A cron can trigger anything. A daily job could read the queue, call the language model, and post the result to LinkedIn. Zero friction, zero delay, zero human latency between generate and publish.
We chose not to build that.
Instead, every draft the marketing agent writes lands in Telegram as an inert message with two inline-keyboard buttons: ✅ Publish and ❌ Reject. Only Alaa's tap sends the final POST to the platform API. If she's offline, nothing ships.
This is not a beta guardrail we'll remove later. It's a permanent architectural choice, and the reason is simple: you can't recall tone.

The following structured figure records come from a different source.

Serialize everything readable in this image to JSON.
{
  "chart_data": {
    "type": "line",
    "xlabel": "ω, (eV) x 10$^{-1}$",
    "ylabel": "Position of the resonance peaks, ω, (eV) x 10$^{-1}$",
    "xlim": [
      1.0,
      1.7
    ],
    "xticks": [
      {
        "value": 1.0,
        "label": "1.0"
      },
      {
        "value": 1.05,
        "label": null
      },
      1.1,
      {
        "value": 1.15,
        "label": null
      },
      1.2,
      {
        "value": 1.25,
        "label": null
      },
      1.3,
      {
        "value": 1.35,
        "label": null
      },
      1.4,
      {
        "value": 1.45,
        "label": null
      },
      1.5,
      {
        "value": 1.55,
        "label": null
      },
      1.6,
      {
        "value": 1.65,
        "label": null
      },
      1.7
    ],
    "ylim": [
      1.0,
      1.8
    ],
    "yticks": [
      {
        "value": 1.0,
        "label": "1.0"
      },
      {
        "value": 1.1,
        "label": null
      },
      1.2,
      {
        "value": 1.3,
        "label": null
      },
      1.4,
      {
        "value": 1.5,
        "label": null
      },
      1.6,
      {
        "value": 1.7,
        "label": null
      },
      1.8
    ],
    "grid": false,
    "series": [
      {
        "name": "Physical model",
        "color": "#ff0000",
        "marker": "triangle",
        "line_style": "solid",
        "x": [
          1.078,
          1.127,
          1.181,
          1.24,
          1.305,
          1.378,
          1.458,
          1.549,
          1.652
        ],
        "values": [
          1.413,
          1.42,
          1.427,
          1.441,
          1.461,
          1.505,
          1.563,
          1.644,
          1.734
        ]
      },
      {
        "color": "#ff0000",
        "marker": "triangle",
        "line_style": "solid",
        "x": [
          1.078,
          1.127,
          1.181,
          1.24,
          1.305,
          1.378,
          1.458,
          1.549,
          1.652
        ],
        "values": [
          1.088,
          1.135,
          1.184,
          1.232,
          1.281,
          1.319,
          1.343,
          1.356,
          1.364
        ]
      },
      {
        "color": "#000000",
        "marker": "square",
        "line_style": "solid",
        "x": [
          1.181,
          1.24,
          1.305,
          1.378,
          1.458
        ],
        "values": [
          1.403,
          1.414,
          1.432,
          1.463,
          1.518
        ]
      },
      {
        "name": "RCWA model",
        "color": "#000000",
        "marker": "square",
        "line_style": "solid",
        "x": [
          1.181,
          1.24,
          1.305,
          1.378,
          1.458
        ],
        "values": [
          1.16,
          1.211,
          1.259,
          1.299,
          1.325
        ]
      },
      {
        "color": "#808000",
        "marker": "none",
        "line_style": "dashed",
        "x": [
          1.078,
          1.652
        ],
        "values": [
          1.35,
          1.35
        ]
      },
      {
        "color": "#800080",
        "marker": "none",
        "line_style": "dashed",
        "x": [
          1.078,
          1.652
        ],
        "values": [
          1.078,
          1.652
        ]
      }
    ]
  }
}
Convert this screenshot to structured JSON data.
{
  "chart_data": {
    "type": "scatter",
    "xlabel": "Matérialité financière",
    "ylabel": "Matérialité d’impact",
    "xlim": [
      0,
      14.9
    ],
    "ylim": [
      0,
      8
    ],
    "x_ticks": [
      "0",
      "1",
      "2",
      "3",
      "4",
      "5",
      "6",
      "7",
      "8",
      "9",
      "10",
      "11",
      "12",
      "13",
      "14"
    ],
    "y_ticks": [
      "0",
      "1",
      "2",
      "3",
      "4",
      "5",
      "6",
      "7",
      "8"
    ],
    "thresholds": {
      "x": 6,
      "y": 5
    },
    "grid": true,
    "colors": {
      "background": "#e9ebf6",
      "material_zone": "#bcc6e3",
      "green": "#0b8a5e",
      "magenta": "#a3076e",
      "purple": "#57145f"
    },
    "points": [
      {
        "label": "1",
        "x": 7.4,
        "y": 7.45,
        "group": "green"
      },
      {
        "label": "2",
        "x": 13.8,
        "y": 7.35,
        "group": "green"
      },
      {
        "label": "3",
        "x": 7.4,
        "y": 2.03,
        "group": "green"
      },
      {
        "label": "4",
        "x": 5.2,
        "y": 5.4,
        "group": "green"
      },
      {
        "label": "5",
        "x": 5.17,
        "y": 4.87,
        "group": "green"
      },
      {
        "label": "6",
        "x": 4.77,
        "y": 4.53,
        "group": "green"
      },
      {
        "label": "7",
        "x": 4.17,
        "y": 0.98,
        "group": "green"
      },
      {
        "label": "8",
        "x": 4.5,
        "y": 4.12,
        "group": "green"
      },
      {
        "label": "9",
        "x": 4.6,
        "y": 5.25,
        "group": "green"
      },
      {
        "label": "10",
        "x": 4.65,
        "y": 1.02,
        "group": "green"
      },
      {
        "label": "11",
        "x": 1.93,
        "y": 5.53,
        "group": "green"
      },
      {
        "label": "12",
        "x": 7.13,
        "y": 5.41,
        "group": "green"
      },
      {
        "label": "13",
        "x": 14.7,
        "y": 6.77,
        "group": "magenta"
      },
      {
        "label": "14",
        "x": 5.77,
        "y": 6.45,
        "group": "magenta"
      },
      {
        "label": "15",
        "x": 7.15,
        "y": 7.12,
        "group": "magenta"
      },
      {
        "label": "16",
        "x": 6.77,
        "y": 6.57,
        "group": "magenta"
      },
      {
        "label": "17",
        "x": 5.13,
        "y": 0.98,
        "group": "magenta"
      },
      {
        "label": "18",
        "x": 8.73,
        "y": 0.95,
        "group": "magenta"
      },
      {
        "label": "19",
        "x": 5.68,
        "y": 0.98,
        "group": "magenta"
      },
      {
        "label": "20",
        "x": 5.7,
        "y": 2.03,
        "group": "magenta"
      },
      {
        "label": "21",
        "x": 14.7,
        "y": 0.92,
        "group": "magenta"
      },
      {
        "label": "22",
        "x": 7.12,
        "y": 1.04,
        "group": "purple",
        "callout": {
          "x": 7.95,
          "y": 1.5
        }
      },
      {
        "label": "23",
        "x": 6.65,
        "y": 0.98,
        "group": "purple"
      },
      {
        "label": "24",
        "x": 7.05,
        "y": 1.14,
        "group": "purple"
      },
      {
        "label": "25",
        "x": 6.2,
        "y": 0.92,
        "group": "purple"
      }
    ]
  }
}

Last week the agent drafted a LinkedIn post celebrating a Ghalia milestone. The facts were correct—booking link, client count, testimonial. But the phrasing felt slightly off for that day's context: a client had privately shared tough family news, and while unrelated to the post topic, the timing would have felt insensitive.
A cron would have published at 09:00 UTC. The inline keyboard let Alaa delay until the afternoon, reframe one line, and ship when it made sense.
The model generates. The human decides. We hard-code that boundary into the tool set itself—no `publish_now()` function exists in the agent's schema. The only write operation is `submit_draft`, which resolves to a Telegram message.
This means slower publishing. It also means we've never had to issue a retraction.